Doris Brevard passes at 88—former principal of Vann Elementary School

DORIS BREVARD

Doris Brevard, the former principal at Vann Elementary School in the Hill District who was credited with eliminating the “achievement gap” between Black and White students, passed away, June 7, just five days after her 88th birthday.
Niece Linda Wilson, who had lived with her for the last year, said she’d been in good health until very recently.
“She had been hospitalized, and with getting her new medications straightened out, it was too much for her,” Wilson told the New Pittsburgh Courier, June 12. “She just went to sleep. I had been talking with her just 10 minutes before. So now I’m taking it moment by moment. She was a very special woman to me. She was my auntie.”
Though Brevard had no children of her own, Wilson said she had hundreds by proxy—the students who attended Vann Elementary when she served as principal from 1969-1995. During those years, on multiple occasions her students outperformed White students in other schools across the city.
In 1983, between 65 percent and 75 percent of Vann students scored at or above the national average on the California Achievement Test for math, language and reading. And on one occasion when Vann students scored the highest in the city, the superintendent at the time made them retake a test—and they aced it again.

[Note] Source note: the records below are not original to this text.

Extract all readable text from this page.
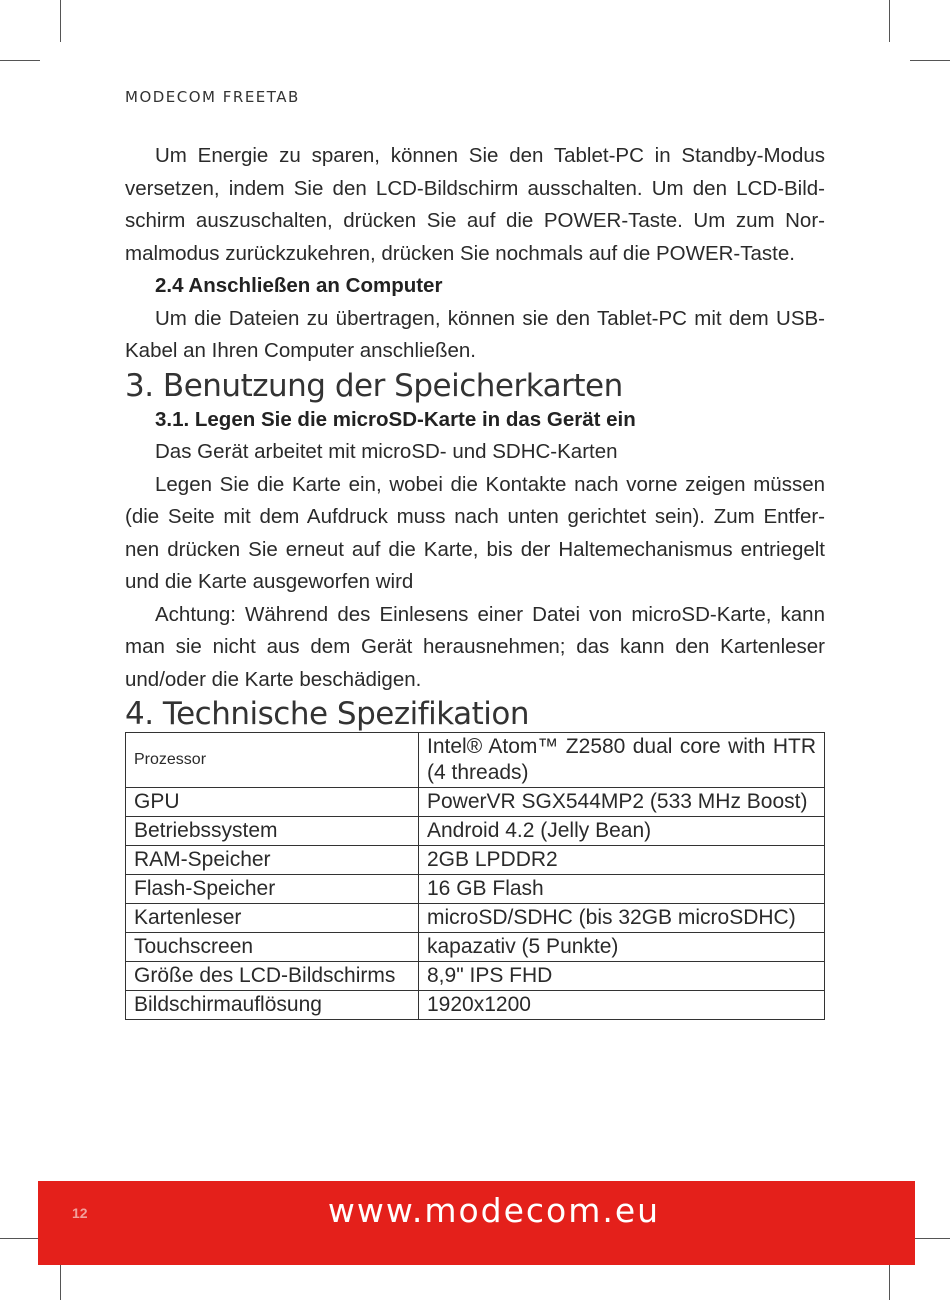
MODECOM FREETAB

Um Energie zu sparen, können Sie den Tablet-PC in Standby-Modus versetzen, indem Sie den LCD-Bildschirm ausschalten. Um den LCD-Bild-schirm auszuschalten, drücken Sie auf die POWER-Taste. Um zum Nor-malmodus zurückzukehren, drücken Sie nochmals auf die POWER-Taste.

2.4 Anschließen an Computer

Um die Dateien zu übertragen, können sie den Tablet-PC mit dem USB-Kabel an Ihren Computer anschließen.

3. Benutzung der Speicherkarten
3.1. Legen Sie die microSD-Karte in das Gerät ein

Das Gerät arbeitet mit microSD- und SDHC-Karten

Legen Sie die Karte ein, wobei die Kontakte nach vorne zeigen müssen (die Seite mit dem Aufdruck muss nach unten gerichtet sein). Zum Entfer-nen drücken Sie erneut auf die Karte, bis der Haltemechanismus entriegelt und die Karte ausgeworfen wird

Achtung: Während des Einlesens einer Datei von microSD-Karte, kann man sie nicht aus dem Gerät herausnehmen; das kann den Kartenleser und/oder die Karte beschädigen.

4. Technische Spezifikation
Prozessor	Intel® Atom™ Z2580 dual core with HTR (4 threads)
GPU	PowerVR SGX544MP2 (533 MHz Boost)
Betriebssystem	Android 4.2 (Jelly Bean)
RAM-Speicher	2GB LPDDR2
Flash-Speicher	16 GB Flash
Kartenleser	microSD/SDHC (bis 32GB microSDHC)
Touchscreen	kapazativ (5 Punkte)
Größe des LCD-Bildschirms	8,9" IPS FHD
Bildschirmauflösung	1920x1200
12	www.modecom.eu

Wilson said Brevard consistently ignored directives from the school board on how classes should be taught because what she did worked. The flip side of that was that the board made no effort to duplicate her success in other Black or White schools.
As the New Pittsburgh Courier reported in July 1983, “Not a word was uttered by the top people at the Pittsburgh Board of Education about the quality of education going on.”

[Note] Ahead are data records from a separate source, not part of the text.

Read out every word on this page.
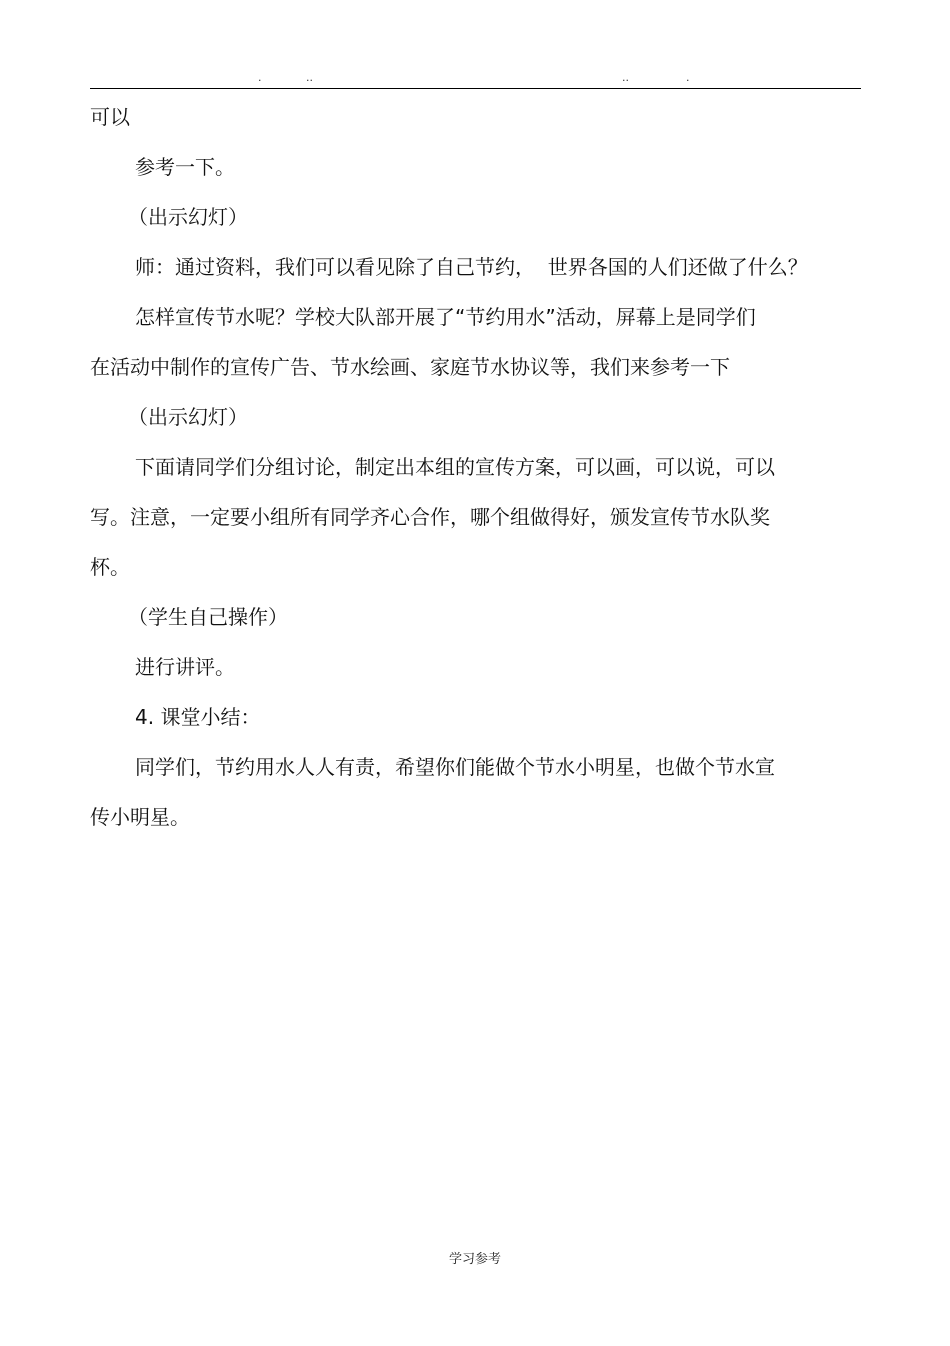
.	..	..	.
可以
参考一下。
（出示幻灯）
师：通过资料，我们可以看见除了自己节约，  世界各国的人们还做了什么？
怎样宣传节水呢？学校大队部开展了“节约用水”活动，屏幕上是同学们
在活动中制作的宣传广告、节水绘画、家庭节水协议等，我们来参考一下
（出示幻灯）
下面请同学们分组讨论，制定出本组的宣传方案，可以画，可以说，可以
写。注意，一定要小组所有同学齐心合作，哪个组做得好，颁发宣传节水队奖
杯。
（学生自己操作）
进行讲评。
4. 课堂小结：
同学们，节约用水人人有责，希望你们能做个节水小明星，也做个节水宣
传小明星。
学习参考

“Oh, they did not want to see her coming,” said Wilson. “It was not easy. She said there was no support, the materials were always secondhand—she refused to do what the board wanted. She felt she knew what was best for the kids, the teachers and the families. She ruled her school, but she ruled it with love, and the kids knew that.”
IN THIS 2015 PHOTO, Doris Brevard is seated, center. Brevard was honored as a trailblazer by the YWCA. (Photo by J.L. Martello)

Brevard’s father, Henry Middleton Garrett, graduated from the University of Pennsylvania Dental School in 1912, and opened a practice in Pittsburgh the next year. The family lived on the North Side and Brevard was born in 1930. She attended Pitt, and had to commute because Blacks were not allowed to live on campus. She earned her education degree in 1952 and joined Pittsburgh Public Schools as a librarian. She later received her graduate degree from Columbia University.
A private family service was held for her, June 11, at the Homewood Cemetery chapel. A public memorial is scheduled for 2 p.m., July 1, at Holy Cross Episcopal Church in Homewood.